Typically, hard and immovable nodules are more likely to be tumors. If the tumor gets too big or invades the larynx or esophagus, it can cause hoarseness and trouble swallowing. Thyroid cancers are non-functional so they usually do not present with signs of hyper or hypothyroidism. In medullary thyroid carcinoma, the release of vasoactive intestinal peptide leads to diarrhea, and increased serotonin levels lead to flushing of the skin. The diagnosis of thyroid cancer often begins with imaging studies, like a thyroid ultrasound, which can help identify a thyroid nodule.
Calcitonin levels are usually elevated in medullary thyroid carcinomas. A radioiodine scan can also be useful, that’s where radioactive iodine is ingested and taken up by cells that make thyroid hormone. Usually, thyroid tumors don’t make thyroid hormone, so they’re“cold nodules”. The best way to be sure is to use fine-needle aspiration, where a thin needle is used to take small tissue samples from the thyroid nodule, to identify the type of tumor. The treatment of thyroid cancer depends on mostlyon the type of cancer and how it has spread.
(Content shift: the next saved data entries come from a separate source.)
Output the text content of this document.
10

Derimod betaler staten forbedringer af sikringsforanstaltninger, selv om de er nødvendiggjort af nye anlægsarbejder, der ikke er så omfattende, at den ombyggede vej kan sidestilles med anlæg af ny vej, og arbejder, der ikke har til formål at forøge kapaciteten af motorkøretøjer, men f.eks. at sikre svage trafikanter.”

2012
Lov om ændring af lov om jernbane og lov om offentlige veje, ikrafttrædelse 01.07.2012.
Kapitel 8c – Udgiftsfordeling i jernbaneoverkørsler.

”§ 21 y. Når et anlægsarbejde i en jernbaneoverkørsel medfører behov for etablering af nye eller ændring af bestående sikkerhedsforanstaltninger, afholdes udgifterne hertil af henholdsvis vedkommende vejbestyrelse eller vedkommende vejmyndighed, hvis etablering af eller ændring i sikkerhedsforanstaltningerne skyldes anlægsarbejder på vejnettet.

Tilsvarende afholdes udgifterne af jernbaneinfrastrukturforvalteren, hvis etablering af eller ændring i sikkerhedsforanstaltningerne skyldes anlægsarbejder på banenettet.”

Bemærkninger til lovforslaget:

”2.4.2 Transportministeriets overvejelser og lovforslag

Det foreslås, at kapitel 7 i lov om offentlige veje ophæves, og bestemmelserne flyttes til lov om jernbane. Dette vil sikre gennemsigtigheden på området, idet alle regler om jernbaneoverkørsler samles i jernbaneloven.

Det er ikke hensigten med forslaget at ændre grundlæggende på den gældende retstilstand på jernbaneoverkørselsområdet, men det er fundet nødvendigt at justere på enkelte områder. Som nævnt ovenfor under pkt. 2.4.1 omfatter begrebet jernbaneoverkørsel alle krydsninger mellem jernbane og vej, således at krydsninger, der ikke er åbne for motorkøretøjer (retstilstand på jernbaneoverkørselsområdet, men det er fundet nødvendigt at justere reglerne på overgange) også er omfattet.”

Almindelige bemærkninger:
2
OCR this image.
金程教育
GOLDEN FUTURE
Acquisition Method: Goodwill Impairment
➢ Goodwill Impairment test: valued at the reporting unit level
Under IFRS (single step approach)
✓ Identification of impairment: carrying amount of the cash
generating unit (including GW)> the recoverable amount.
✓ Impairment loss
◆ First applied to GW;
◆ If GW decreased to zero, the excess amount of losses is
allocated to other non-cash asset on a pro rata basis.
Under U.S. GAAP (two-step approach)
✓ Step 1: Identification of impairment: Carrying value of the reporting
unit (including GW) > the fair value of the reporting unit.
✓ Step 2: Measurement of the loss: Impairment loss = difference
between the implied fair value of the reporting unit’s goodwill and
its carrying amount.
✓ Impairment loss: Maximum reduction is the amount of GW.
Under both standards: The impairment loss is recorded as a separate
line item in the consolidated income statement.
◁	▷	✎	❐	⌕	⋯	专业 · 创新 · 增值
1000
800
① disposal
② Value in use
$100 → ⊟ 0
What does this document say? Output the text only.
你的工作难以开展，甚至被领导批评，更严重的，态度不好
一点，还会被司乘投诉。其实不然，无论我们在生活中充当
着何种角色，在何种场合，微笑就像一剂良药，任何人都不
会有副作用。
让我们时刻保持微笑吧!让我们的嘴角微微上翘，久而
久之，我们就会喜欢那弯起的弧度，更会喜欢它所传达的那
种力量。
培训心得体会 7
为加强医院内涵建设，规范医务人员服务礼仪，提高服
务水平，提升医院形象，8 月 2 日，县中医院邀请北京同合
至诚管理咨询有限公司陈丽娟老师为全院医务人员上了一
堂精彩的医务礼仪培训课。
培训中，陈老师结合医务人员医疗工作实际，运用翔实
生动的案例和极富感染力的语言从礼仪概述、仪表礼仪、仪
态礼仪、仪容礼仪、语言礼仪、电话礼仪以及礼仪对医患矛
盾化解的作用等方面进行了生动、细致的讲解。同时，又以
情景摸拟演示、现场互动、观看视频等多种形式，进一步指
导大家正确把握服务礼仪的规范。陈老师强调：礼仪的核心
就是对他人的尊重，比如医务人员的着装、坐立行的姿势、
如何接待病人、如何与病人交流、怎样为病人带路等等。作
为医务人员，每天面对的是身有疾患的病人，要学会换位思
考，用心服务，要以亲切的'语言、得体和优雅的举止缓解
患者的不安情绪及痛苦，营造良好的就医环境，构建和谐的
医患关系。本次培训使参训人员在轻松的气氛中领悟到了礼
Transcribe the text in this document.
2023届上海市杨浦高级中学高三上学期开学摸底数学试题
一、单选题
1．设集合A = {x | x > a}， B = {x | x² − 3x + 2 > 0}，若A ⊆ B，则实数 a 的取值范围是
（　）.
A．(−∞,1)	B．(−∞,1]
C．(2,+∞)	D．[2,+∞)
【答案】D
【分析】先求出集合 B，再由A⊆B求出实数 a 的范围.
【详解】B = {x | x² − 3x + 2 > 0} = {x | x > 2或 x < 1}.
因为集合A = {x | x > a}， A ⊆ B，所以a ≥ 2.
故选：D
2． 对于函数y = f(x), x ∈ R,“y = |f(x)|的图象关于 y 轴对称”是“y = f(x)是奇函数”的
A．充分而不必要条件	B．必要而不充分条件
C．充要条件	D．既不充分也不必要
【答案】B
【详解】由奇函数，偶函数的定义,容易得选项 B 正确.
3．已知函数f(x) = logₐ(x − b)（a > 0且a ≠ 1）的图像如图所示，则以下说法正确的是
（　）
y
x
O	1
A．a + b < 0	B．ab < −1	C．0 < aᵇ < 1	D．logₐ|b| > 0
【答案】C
Options include partial thyroidectomy where the affected part is removed or total thyroidectomy where the entire thyroid is removed, followed by thyroid hormone replacement. All right, as a quick recap, thyroid cancer is cancer that forms in the thyroid gland. And it arises from either follicular cells or C cells. There are three main types of thyroid cancer: differentiated, medullary, and anaplastic. All the differentiated types arise from follicular cells and the most common type is papillary carcinoma. Medullary carcinoma arises from the C-cells of the thyroid which produce calcitonin. Diagnosis usually begins with a thyroid ultrasound and it’s confirmed with a fine-needle aspiration. Treatment consists of a total or partial thyroidectomy.